Translation: House Republicans approved the use of public time and resources to support Speaker John Boehner’s strategy to stir up the conservative base with a lawsuit challenging President Obama’s authority to do what previous presidents have done.
So, despite the fact that a majority of Americans see the lawsuit as a “political stunt,” it will be pursued because, as House Budget Committee chairman Paul Ryan says, “We want to show that we’re not going to take this lying down.”
The timing of the vote—just before the August congressional break in a critical election year—certainly suggests that this lawsuit is more about politics than the Constitution. But political moves matter, especially at the presidential level. They matter electorally. And they matter from a policy standpoint.
So what’s significant here is the question of whether Obama will be intimidated by Boehner’s initiative.
The immediate answer would appear to be “no.”

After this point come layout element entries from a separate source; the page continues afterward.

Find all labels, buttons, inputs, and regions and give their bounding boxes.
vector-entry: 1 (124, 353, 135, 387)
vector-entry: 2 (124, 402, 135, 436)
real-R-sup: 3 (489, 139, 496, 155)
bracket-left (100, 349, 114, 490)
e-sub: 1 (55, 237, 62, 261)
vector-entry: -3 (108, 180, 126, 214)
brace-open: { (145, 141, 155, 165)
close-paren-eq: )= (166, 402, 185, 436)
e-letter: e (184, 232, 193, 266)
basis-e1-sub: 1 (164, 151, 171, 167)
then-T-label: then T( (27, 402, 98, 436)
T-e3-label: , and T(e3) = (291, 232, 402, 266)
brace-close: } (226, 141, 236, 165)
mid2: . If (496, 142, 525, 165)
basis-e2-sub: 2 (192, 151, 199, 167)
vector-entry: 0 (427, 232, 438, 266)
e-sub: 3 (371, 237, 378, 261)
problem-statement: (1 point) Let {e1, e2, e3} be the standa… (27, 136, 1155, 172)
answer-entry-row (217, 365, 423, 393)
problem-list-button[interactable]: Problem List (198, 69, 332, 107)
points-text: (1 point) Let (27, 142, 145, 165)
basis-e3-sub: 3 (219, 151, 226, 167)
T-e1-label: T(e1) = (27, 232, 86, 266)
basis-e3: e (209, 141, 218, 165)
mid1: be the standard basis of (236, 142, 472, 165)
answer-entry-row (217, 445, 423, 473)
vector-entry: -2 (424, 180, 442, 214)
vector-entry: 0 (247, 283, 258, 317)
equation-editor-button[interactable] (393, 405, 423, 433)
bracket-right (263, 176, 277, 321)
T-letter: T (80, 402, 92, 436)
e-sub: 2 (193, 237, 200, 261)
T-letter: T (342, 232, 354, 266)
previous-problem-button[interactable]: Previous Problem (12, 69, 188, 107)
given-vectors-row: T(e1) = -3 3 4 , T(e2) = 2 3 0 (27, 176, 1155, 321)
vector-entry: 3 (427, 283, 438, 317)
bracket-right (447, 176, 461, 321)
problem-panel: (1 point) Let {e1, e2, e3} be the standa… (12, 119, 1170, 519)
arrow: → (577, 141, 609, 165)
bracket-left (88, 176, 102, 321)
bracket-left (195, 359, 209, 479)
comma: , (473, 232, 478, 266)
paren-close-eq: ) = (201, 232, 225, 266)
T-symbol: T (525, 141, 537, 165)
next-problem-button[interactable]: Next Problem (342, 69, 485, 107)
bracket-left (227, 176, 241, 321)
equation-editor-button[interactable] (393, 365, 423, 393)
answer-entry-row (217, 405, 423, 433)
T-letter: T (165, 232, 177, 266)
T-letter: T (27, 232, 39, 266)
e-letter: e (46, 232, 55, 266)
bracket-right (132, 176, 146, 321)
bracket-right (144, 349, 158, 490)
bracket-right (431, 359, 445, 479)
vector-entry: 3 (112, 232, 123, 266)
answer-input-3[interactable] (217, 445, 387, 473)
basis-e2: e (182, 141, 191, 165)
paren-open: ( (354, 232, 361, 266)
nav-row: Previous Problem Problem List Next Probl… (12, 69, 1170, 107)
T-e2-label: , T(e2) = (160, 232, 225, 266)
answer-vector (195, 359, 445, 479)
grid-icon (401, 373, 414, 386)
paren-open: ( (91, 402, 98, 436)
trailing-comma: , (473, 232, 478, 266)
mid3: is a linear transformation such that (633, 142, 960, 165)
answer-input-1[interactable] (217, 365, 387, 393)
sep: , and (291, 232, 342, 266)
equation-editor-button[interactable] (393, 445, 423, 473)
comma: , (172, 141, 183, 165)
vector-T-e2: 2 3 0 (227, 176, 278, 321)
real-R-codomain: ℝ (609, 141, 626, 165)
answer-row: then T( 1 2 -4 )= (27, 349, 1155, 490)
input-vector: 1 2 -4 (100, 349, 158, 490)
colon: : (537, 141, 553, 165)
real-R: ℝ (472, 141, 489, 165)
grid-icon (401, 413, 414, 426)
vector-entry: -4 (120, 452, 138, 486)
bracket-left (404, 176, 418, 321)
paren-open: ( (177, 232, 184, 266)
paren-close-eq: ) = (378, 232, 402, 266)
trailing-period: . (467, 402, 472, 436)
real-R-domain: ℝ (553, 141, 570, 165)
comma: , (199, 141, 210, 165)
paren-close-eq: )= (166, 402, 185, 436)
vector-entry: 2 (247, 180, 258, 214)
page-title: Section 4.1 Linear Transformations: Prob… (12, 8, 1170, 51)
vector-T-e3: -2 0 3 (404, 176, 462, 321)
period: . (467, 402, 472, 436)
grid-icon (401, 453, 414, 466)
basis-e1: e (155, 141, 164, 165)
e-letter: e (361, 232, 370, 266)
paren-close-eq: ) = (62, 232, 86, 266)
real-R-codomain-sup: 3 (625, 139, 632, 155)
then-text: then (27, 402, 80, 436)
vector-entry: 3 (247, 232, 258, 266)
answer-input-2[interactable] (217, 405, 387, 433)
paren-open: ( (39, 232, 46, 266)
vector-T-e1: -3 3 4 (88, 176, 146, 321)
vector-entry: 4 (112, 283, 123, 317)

Though they have many complaints—topped by the usual objections to implementation of the Affordable Care Act—Boehner’s minions have repeatedly raised particularly loud objections regarding the issuance of executive orders that that they see as too ambitious in their intention to protect the environment, aid vulnerable children and better the condition of workers. Yet, after the House voted to back Boehner, Obama issed another order.
In fact, he issued one of the most important orders of his presidency. The Fair and Safe Workplaces Order outlines a set of requirements that are designed to steer federal contracts toward companies that respect labor and civil rights laws.
The president’s order is important. “Currently, there are about 24,000 contractors doing business with the federal government, employing about 28 million workers,” explains Communications Workers of America president Larry Cohen. “By requiring prospective federal contractors to disclose labor law violations, including illegal discrimination and firing of workers who want to exercise their right to organize, more companies may decide that obeying the law and respecting workers’ rights is the smart move after all.”
While Obama’s order is significant, it is not radical—in practice or in the context of past presidential orders.